Flooring to significant digits

measurements = [0.001234 12.3456 98765];
sig2 = floor(measurements, 2, 'significant');

Expected output:

sig2 = [0.0012 12.0 98000];

Flooring complex numbers component-wise

z = [1.7 + 2.1i, -0.2 - 3.9i];
result = floor(z);

Expected output:

result = [1 + 2i, -1 - 4i];

Keeping GPU data on device when the provider supports unary_floor

G = gpuArray([1.8 -0.2 0.0; -1.1 2.5 -3.4]);
floored = floor(G);
H = gather(floored);

Expected output:

H =
    [ 1 -1  0;
     -2  2 -4]

Forcing GPU residency with a 'like' prototype

A = [1.8 -0.2; 2.7 3.4];
proto = gpuArray(0);
G = floor(A, 'like', proto);   % Result remains on the GPU
result = gather(G);

Expected output:

result =
    [ 1 -1;
      2  3]

GPU residency in RunMat (Do I need gpuArray?)
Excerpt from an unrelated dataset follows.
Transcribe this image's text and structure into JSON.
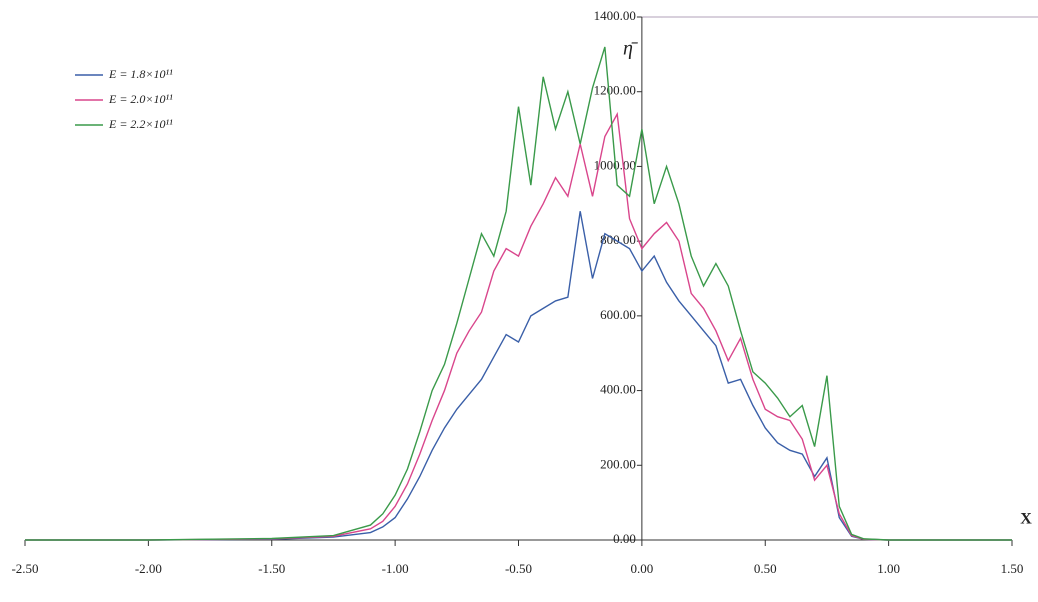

You usually do not need to call gpuArray manually. RunMat's planner keeps tensors on the GPU when a provider implements unary_floor and the workload benefits from device execution. When the hook is missing, RunMat automatically gathers the data, applies the CPU semantics, and allows subsequent operations to re-upload if profitable. Explicit gpuArray calls remain available for compatibility with MathWorks MATLAB.

FAQ

  1. Does floor always round toward negative infinity? Yes—positive values round down toward zero, while negative values round to the more negative integer (e.g., floor(-0.1) = -1).
  2. How are complex numbers handled? The real and imaginary parts are floored independently, matching MATLAB's component-wise definition.
  3. Can I round to decimal digits or significant digits? Yes. Use floor(X, N) for decimal digits or floor(X, N, 'significant') for significant digits. Negative N values round to powers of ten.
  4. What happens with logical arrays? Logical values promote to doubles (0 or 1) before flooring, so the outputs remain 0 or 1.
  5. Can I pass character arrays to floor? Yes. Character data is treated as its numeric code points, producing a double tensor of the same size.
  6. Do NaN and Inf values change? No. Non-finite inputs propagate unchanged.
  7. Will GPU execution change floating-point results? No. Providers implement IEEE-compliant flooring; when a provider lacks unary_floor, RunMat falls back to the CPU to preserve MATLAB-compatible behaviour.
  8. Does 'like' work with floor? Yes. Append 'like', prototype to request output that matches the prototype's residency. Currently prototypes must be numeric (scalars or dense tensors, host or GPU).
  9. Can fusion keep floor on the GPU? Yes. floor participates in elementwise fusion, so fused graphs can stay resident on the device when supported.